Cadie stared at him. "You did that to be with me?"

"My career broke us up last time," he said. "I'm not letting that happen again."

Tears filled her eyes. With the investigation over, the reasons for staying in Charleston were gone. She'd worried about what was next but had been afraid to ask. She hadn't been sure that she could bear the answer.

And now Barrett was standing in front of her with the issue resolved.

"I'm following you back to New Orleans to share in your success," Barrett said. "Your career matters. Your music matters. I'm not going to ask you to choose between your life and me. I'm going to be part of your life."

Cadie felt the tears spill down her cheeks. She did not wipe them away.

Barrett released one of her hands and reached into the pocket of his blazer. When his hand came back, he was holding a ring. It was simple and beautiful, a diamond set in a band of white gold that caught the stage light and scattered it in small, bright points across the surface of the piano.

Cadie held her breath.

Barrett lowered himself to one knee. "I'm only a couple of decades late," he said. "But I've loved you since the day I met you." He held the ring up to her. "Cadie, my love, will you marry me?"

The tears were streaming down her cheeks, and she was smiling through them, feeling unrestrained joy. "You aren't late," she said. "You're right on time."

Barrett beamed at her but didn't rise.

"Yes…yes, I will marry you," Cadie said.

Barrett slid the ring onto her finger and rose to his feet. Then he kissed her.
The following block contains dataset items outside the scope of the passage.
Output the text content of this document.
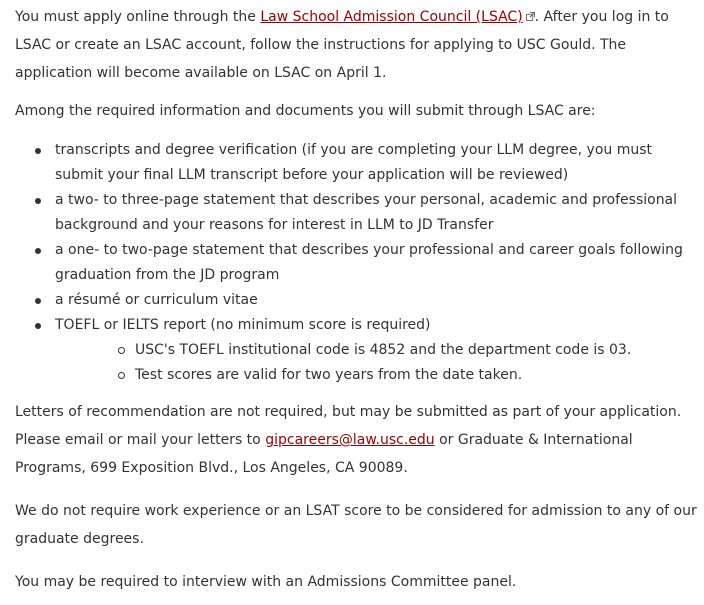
You must apply online through the Law School Admission Council (LSAC) . After you log in to LSAC or create an LSAC account, follow the instructions for applying to USC Gould. The application will become available on LSAC on April 1.

Among the required information and documents you will submit through LSAC are:

transcripts and degree verification (if you are completing your LLM degree, you must submit your final LLM transcript before your application will be reviewed)
a two- to three-page statement that describes your personal, academic and professional background and your reasons for interest in LLM to JD Transfer
a one- to two-page statement that describes your professional and career goals following graduation from the JD program
a résumé or curriculum vitae
TOEFL or IELTS report (no minimum score is required)
USC's TOEFL institutional code is 4852 and the department code is 03.
Test scores are valid for two years from the date taken.

Letters of recommendation are not required, but may be submitted as part of your application. Please email or mail your letters to gipcareers@law.usc.edu or Graduate & International Programs, 699 Exposition Blvd., Los Angeles, CA 90089.

We do not require work experience or an LSAT score to be considered for admission to any of our graduate degrees.

You may be required to interview with an Admissions Committee panel.
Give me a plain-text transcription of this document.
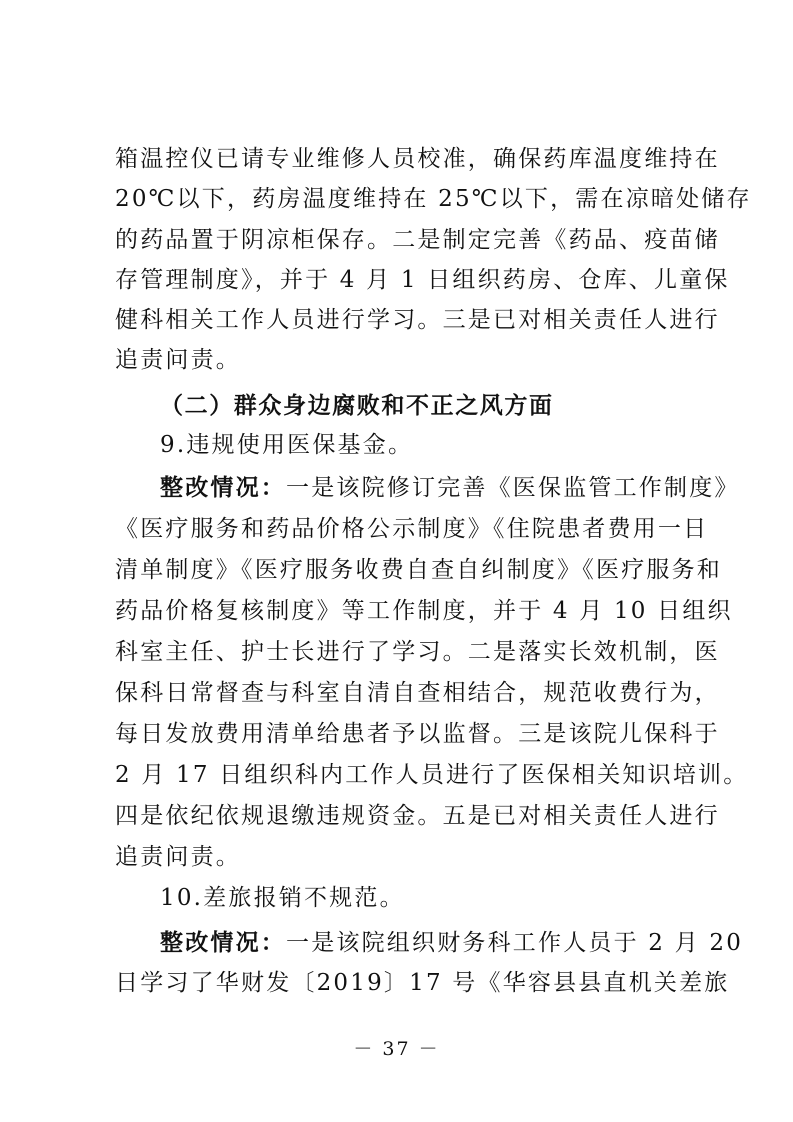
箱温控仪已请专业维修人员校准，确保药库温度维持在
20℃以下，药房温度维持在 25℃以下，需在凉暗处储存
的药品置于阴凉柜保存。二是制定完善《药品、疫苗储
存管理制度》，并于 4 月 1 日组织药房、仓库、儿童保
健科相关工作人员进行学习。三是已对相关责任人进行
追责问责。
（二）群众身边腐败和不正之风方面
9.违规使用医保基金。
整改情况：一是该院修订完善《医保监管工作制度》
《医疗服务和药品价格公示制度》《住院患者费用一日
清单制度》《医疗服务收费自查自纠制度》《医疗服务和
药品价格复核制度》等工作制度，并于 4 月 10 日组织
科室主任、护士长进行了学习。二是落实长效机制，医
保科日常督查与科室自清自查相结合，规范收费行为，
每日发放费用清单给患者予以监督。三是该院儿保科于
2 月 17 日组织科内工作人员进行了医保相关知识培训。
四是依纪依规退缴违规资金。五是已对相关责任人进行
追责问责。
10.差旅报销不规范。
整改情况：一是该院组织财务科工作人员于 2 月 20
日学习了华财发〔2019〕17 号《华容县县直机关差旅
－ 37 －
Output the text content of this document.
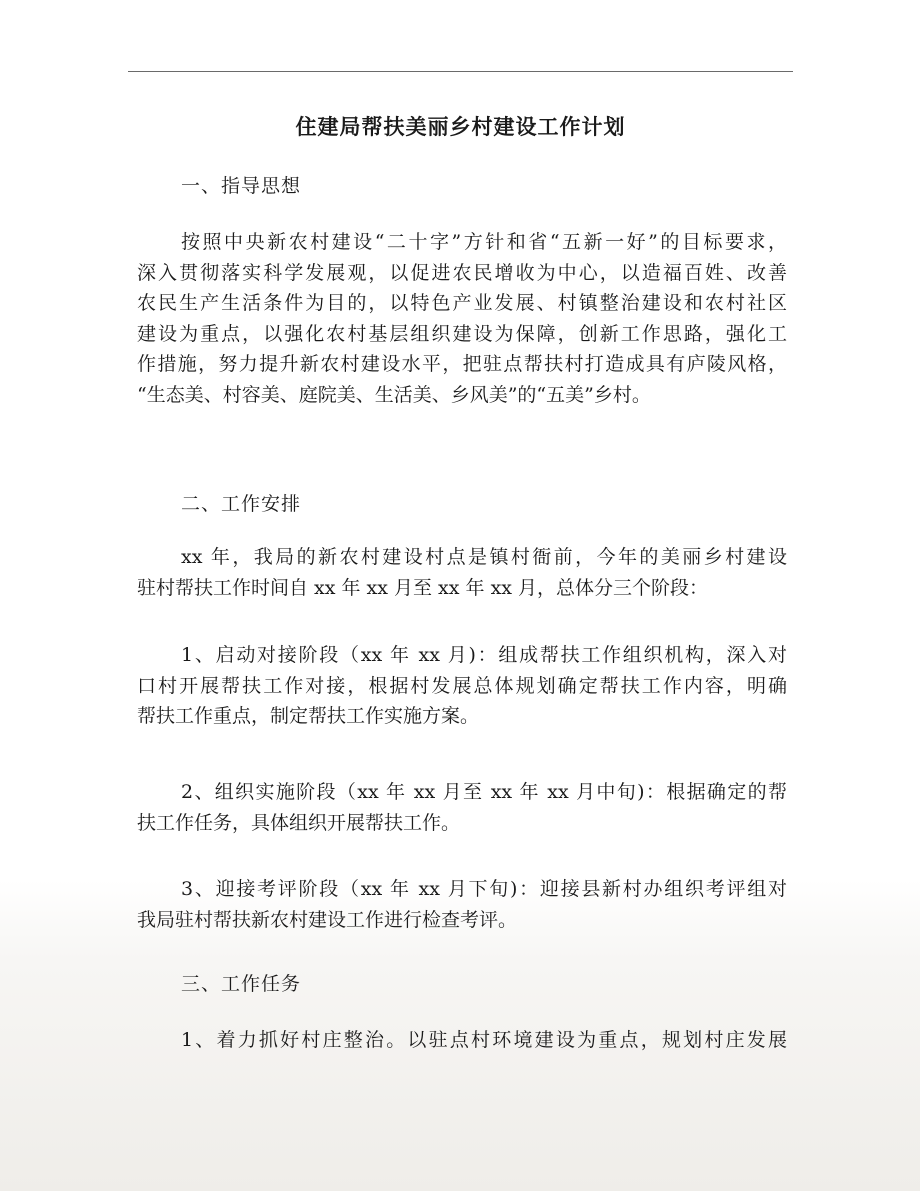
住建局帮扶美丽乡村建设工作计划
一、指导思想
按照中央新农村建设“二十字”方针和省“五新一好”的目标要求，
深入贯彻落实科学发展观，以促进农民增收为中心，以造福百姓、改善
农民生产生活条件为目的，以特色产业发展、村镇整治建设和农村社区
建设为重点，以强化农村基层组织建设为保障，创新工作思路，强化工
作措施，努力提升新农村建设水平，把驻点帮扶村打造成具有庐陵风格，
“生态美、村容美、庭院美、生活美、乡风美”的“五美”乡村。
二、工作安排
xx 年，我局的新农村建设村点是镇村衙前，今年的美丽乡村建设
驻村帮扶工作时间自 xx 年 xx 月至 xx 年 xx 月，总体分三个阶段：
1、启动对接阶段（xx 年 xx 月)：组成帮扶工作组织机构，深入对
口村开展帮扶工作对接，根据村发展总体规划确定帮扶工作内容，明确
帮扶工作重点，制定帮扶工作实施方案。
2、组织实施阶段（xx 年 xx 月至 xx 年 xx 月中旬)：根据确定的帮
扶工作任务，具体组织开展帮扶工作。
3、迎接考评阶段（xx 年 xx 月下旬)：迎接县新村办组织考评组对
我局驻村帮扶新农村建设工作进行检查考评。
三、工作任务
1、着力抓好村庄整治。以驻点村环境建设为重点，规划村庄发展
Cadie wrapped her arms around his neck, and he dug his fingers into her hair.

When they separated, Cadie rested her forehead against his chin and closed her eyes. "Let's go home."

Barrett pressed his lips to her temple. "New Orleans?"

"New Orleans," Cadie said.

More than twenty years before, Barrett Anson had kissed her in a parking lot after a school dance and then left for the Navy without looking back.

She'd hadn't dared to believe in a second chance.

She'd spent two decades building a life that was good but incomplete, successful but missing the thing that would have made it whole.

Now Barrett was beside her. He was staying, and she looked forward to sharing her life with him. Cadie loved him with all her heart.